Я курил, смотрел на папку, и внутри было только одно:
Если я влезу глубже — назад дороги не будет.
Но я уже влез.
По уши. По шею. По самому горлу.
Я обещал ей.
А значит — Виктору пришёл пиздец.
Я знал, что когда-нибудь это начнётся. Слухи, шёпотки, кривые взгляды через плечо, бумажные змеи, запущенные вверх по иерархии — всё это было неизбежно. Но я не думал, что так быстро. И что так низко.
Первым позвонил тот, чьё имя я давно вычеркнул из памяти. Сухой прокуренный голос, будто из могилы:
— Ты на кого рот открываешь, Горин?
— Кто ты вообще?
— Ты лезешь туда, где зона заканчивается.
— А ты откуда знаешь, где она заканчивается? — выдохнул я.
— Виктор не твой уровень.
— А ты не мой советник. Пошёл нахуй.
Повисла тишина. Звонок был не угрозой — предупреждением. Стиль, который я слишком хорошо знал. Всё, значит. Пошло. Машина включилась. Я тронул то, что трогать было нельзя. Полез в дело, из которого двадцать лет вымывали кровь, как пятно со скатерти. И теперь система обернулась.
Утром зам вошёл в кабинет с видом собаки, которую вот-вот выставят на улицу. Ни папок, ни планшета. Только глаза, в которых всё уже
горело.— Проблема, — сказал он.
— Конкретнее.
— На тебя вброс.
Он не сел, даже не подошёл. Стоял у двери, будто ждал, что меня вынесет волной.
— Что за вброс?
— Анонимка. Подписана от смены. Подробности. Фото. Слухи. Камеры. Говорят, у тебя интимная связь с Брагиной.
— И?
— И ты копаешь под Виктора Брагина. Пишут, что ты используешь архивы не по делу, закрываешь доступ к папкам, общаешься с внешними. Один из охранников говорит, что видел тебя ночью в душевом блоке с ней…

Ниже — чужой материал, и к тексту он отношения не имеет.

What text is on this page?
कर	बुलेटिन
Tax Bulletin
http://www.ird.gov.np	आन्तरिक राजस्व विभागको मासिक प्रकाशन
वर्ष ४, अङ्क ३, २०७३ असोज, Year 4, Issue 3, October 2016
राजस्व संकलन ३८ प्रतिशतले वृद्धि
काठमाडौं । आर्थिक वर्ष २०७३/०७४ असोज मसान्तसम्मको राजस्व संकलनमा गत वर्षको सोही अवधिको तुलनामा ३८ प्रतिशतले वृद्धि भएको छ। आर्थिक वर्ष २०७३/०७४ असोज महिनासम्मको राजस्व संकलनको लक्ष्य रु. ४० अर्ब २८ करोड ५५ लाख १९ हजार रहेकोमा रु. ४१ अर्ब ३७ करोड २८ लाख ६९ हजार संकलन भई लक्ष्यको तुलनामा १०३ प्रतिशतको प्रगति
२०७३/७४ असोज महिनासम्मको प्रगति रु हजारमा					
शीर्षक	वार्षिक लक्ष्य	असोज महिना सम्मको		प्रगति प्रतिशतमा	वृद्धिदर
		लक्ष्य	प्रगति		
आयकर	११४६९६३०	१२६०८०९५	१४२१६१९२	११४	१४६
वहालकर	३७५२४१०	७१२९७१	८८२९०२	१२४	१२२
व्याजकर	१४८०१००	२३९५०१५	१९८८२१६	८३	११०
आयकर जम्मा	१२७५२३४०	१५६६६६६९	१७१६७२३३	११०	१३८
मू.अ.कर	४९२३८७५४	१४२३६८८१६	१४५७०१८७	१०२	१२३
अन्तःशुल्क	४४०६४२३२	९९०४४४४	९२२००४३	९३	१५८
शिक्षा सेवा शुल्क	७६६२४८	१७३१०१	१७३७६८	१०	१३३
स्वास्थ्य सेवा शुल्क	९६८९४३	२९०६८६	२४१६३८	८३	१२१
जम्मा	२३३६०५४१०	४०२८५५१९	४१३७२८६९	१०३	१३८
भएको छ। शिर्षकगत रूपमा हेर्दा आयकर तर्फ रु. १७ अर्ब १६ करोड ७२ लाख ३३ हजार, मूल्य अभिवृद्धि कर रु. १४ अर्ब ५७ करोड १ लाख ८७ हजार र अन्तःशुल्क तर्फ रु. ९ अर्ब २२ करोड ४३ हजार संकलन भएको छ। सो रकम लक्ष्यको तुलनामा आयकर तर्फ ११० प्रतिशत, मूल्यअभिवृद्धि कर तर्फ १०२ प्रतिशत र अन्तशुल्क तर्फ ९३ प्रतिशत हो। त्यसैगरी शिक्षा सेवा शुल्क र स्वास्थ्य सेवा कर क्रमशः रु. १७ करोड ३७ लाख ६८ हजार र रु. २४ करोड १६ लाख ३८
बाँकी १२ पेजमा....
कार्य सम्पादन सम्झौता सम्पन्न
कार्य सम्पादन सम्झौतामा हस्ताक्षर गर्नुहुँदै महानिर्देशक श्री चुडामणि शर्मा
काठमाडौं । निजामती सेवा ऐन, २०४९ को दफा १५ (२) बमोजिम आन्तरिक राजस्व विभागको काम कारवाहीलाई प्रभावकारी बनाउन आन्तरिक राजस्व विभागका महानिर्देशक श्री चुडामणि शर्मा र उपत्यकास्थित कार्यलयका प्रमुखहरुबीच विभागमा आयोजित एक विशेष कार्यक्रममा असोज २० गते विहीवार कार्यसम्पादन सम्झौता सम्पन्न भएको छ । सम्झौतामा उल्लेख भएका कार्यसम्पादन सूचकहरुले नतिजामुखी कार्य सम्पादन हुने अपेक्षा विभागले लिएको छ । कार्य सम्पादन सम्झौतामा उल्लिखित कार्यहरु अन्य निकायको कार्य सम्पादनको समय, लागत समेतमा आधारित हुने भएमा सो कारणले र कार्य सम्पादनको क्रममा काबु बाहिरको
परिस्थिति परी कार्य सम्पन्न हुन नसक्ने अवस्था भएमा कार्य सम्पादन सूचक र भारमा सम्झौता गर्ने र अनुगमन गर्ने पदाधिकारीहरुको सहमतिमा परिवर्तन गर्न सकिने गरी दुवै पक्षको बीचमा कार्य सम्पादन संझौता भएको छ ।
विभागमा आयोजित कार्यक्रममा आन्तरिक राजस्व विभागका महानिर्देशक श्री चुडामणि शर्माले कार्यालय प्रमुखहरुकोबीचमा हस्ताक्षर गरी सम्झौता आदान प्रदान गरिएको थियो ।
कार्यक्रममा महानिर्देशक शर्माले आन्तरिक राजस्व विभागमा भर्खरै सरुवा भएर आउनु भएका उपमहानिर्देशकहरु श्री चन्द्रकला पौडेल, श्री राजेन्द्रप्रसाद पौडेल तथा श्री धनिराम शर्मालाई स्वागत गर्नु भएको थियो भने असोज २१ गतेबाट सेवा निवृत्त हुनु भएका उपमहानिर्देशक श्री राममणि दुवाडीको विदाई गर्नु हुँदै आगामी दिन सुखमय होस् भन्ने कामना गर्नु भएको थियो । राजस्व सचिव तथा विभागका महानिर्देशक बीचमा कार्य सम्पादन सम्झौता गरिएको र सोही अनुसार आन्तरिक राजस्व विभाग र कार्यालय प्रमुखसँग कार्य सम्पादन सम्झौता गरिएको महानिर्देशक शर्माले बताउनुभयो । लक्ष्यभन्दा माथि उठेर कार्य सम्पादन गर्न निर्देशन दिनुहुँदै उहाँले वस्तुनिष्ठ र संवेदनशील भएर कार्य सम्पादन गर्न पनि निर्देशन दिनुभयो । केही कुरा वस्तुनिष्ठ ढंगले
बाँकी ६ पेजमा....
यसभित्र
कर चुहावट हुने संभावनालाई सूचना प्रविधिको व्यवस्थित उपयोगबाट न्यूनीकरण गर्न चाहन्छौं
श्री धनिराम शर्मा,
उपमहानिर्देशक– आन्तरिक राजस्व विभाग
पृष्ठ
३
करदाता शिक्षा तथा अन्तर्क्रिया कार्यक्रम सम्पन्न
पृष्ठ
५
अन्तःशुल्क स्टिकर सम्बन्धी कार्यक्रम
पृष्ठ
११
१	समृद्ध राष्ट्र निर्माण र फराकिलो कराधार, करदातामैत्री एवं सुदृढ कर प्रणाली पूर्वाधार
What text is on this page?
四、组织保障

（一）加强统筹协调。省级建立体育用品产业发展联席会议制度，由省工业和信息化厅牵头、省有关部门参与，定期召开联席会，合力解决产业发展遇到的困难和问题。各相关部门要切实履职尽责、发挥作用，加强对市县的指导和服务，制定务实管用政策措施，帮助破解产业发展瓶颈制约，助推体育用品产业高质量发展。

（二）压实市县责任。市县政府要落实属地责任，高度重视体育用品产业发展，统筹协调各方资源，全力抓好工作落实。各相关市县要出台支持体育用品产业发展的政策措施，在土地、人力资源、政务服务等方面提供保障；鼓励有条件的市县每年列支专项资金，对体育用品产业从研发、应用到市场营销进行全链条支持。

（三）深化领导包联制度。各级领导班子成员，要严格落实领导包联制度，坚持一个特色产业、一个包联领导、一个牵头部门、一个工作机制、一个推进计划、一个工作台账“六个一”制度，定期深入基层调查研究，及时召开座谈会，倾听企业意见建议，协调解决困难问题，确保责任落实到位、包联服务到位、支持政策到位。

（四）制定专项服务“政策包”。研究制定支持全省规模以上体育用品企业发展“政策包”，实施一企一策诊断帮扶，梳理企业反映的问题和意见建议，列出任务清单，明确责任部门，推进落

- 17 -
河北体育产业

Я закурил. Спички дрожали в пальцах. Сигарета подскакивала к губам, будто у неё тоже начался тремор.
— Кто писал?
— Мурин. Точно он. Мы узнали почерк, но он успел пустить это в верха. Бумаги уже ушли в управление.
— Он подписался?
— Нет. Но это неважно. Система не ищет справедливости. Она ищет, кого трахнуть.
Я молчал. Дым резал носоглотку. Где-то в груди щёлкнуло. Негромко, но навсегда.
Потом была тюрьма. Стены. Люди. Шепчутся. Смотрят в спину. Те, кто раньше отводил глаза, теперь вымеряют. Ходят, будто с линейкой в руках: когда ты свернёшь, как часто заходишь в блок, как долго задерживаешься. А бабы… бабы чувствуют всё раньше всех. Они уже улыбаются Анне не так. Уже смотрят на неё, как на проклятую.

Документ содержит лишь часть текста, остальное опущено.